Though the study is designed to assess the status of all vertebrates, there are some animals the park is specifically interested in because their status is currently unknown. These are not the obvious large or pervasive animals - bears, deer, owls and others - that have been the subject of previous targeted studies. Instead, the list includes a pocket mouse, two species of grasshopper mouse, six species of shrews, six species of chipmunks, and reptiles like the Western fence lizard, Western skink, sagebrush lizard, night snake and sharptailed snake.
"We're learning there have been ecological changes within the park that until now we haven't been able to document adequately," said Leslie Chow, a UC Berkeley graduate now serving in Yosemite as a research wildlife biologist for the U.S. Geological Survey. "We view the park as relatively pristine because we don't allow logging, but other actions - things like suppressing fires for a hundred years - have had an impact."

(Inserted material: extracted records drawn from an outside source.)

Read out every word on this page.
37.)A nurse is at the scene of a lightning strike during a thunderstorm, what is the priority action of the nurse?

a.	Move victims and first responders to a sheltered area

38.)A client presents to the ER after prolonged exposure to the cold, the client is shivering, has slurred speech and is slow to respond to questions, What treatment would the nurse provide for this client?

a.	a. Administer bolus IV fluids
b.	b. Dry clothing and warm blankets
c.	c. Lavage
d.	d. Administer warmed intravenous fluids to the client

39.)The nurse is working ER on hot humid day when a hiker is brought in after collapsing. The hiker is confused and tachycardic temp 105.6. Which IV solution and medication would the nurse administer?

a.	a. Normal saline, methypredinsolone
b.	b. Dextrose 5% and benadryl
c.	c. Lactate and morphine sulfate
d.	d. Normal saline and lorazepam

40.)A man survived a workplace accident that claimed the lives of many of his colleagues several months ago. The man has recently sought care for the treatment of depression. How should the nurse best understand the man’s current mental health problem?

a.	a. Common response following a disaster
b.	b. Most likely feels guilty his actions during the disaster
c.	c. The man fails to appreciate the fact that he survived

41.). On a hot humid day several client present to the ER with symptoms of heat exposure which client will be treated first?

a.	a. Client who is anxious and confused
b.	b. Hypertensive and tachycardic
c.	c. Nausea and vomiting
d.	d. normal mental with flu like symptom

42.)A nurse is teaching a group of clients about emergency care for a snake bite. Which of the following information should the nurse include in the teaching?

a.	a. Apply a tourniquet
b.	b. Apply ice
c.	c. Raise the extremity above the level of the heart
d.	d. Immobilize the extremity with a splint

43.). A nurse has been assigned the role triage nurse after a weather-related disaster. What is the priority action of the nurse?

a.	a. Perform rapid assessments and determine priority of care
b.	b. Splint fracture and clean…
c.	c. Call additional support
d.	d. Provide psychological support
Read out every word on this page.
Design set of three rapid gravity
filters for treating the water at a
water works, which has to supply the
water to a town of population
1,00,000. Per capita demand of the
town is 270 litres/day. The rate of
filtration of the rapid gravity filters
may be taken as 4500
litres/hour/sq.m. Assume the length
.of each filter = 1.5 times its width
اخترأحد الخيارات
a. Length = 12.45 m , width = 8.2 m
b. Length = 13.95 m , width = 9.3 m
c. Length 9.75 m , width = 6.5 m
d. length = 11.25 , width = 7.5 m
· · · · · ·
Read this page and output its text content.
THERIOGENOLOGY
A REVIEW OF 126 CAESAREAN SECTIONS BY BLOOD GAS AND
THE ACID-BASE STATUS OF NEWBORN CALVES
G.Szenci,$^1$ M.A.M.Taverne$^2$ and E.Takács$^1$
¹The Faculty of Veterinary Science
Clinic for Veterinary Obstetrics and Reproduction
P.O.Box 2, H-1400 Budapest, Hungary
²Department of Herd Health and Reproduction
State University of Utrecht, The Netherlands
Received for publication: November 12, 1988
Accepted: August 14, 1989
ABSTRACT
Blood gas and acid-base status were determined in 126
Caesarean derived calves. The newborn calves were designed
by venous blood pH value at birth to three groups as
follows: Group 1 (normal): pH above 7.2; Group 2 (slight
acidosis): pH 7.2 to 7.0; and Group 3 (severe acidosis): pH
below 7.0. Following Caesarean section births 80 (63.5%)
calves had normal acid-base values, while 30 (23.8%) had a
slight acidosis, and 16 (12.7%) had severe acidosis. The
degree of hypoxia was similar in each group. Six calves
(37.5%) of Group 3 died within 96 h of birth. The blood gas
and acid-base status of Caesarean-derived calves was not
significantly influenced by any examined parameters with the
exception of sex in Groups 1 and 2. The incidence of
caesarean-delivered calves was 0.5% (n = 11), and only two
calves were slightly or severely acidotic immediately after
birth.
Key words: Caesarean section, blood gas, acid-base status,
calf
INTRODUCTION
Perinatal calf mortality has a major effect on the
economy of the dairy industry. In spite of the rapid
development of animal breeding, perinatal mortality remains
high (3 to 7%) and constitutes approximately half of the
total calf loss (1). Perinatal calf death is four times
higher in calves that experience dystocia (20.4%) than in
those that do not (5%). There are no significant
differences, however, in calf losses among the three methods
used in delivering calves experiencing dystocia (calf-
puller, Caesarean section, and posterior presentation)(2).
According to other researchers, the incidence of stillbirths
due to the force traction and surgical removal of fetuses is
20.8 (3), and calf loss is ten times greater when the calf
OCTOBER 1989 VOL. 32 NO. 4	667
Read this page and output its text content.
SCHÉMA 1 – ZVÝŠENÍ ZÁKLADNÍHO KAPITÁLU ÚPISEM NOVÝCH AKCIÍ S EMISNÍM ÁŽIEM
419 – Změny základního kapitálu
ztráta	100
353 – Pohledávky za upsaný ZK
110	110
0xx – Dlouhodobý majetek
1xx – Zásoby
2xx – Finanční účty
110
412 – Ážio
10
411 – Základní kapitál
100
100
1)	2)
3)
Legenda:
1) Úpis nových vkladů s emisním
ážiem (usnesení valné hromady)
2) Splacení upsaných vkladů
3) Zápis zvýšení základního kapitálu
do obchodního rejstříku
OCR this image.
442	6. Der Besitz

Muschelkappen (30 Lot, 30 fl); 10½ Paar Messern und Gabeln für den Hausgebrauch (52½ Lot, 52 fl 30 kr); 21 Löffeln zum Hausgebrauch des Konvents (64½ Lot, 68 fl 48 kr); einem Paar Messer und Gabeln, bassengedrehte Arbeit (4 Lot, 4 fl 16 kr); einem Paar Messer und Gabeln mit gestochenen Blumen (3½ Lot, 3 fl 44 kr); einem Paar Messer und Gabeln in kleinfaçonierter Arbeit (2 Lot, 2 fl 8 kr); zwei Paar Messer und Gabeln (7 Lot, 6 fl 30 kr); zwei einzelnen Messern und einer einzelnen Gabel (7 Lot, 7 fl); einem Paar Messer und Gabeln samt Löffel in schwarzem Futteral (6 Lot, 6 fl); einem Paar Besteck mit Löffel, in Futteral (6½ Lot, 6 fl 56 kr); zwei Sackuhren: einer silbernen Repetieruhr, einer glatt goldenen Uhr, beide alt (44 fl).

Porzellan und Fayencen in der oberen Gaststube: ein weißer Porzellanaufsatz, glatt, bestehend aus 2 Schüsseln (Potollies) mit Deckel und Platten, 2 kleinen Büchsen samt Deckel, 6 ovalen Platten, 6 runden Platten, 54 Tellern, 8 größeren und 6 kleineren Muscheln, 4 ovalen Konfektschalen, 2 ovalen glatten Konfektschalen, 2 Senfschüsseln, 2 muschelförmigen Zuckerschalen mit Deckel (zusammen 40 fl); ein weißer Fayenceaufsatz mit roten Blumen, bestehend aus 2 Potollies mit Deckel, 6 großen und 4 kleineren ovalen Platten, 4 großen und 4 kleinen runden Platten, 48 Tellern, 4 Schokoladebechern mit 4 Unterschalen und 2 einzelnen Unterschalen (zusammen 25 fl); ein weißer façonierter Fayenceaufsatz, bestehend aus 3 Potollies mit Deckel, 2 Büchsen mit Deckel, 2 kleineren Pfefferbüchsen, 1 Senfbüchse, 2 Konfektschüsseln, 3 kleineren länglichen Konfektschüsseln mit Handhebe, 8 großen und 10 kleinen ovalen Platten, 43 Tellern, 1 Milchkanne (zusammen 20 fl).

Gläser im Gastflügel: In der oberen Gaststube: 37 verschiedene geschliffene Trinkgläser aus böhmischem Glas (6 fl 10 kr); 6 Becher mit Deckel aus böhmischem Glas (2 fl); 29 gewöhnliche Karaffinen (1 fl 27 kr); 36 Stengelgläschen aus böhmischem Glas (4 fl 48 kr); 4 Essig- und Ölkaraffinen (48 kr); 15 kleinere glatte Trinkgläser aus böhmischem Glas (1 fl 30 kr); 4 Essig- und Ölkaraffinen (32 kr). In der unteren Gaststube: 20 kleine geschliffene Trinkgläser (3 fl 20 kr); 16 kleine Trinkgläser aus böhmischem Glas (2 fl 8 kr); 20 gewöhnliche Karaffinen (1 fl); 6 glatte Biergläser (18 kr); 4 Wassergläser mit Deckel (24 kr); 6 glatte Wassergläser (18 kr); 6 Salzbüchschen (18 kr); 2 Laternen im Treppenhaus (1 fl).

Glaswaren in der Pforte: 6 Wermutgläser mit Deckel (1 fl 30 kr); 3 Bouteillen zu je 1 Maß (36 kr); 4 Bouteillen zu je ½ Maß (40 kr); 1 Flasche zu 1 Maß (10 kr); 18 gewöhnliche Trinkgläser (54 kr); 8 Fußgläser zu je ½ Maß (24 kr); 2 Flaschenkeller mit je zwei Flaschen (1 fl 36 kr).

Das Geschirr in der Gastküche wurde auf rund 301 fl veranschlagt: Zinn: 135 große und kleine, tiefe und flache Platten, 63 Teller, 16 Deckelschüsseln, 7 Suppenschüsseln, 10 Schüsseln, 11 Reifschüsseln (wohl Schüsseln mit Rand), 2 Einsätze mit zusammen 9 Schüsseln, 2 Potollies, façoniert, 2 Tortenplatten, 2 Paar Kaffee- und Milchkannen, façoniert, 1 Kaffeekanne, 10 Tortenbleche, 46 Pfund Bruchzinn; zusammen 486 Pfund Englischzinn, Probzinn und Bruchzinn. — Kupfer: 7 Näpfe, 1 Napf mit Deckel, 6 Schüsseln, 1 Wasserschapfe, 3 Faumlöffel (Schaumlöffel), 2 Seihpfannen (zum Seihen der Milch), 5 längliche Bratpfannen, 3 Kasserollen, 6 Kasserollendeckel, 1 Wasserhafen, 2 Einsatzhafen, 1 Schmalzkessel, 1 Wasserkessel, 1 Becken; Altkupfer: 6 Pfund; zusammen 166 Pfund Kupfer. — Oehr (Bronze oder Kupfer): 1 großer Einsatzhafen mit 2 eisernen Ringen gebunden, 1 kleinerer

Moritz expects that other transects they survey will exhibit much greater change.
"It's our best protected landscape in California, so we are expecting Yosemite to be the benchmark against which we can compare other transects," he said.
If Thompson and Chow have their way, museum scientists will regularly visit the park to document the changes occurring in species distribution and population.
"Grinnell established a baseline in the teens, and hopefully we can convince the park that this sort of monitoring needs to be done on a more regular basis," Chow said. "We'd like to get the museum involved so it will come back every 20 years and do something like this."
"I hope this cooperation is just a springboard for further work we can do with the Museum of Vertebrate Zoology," Thompson said. "We do need the data."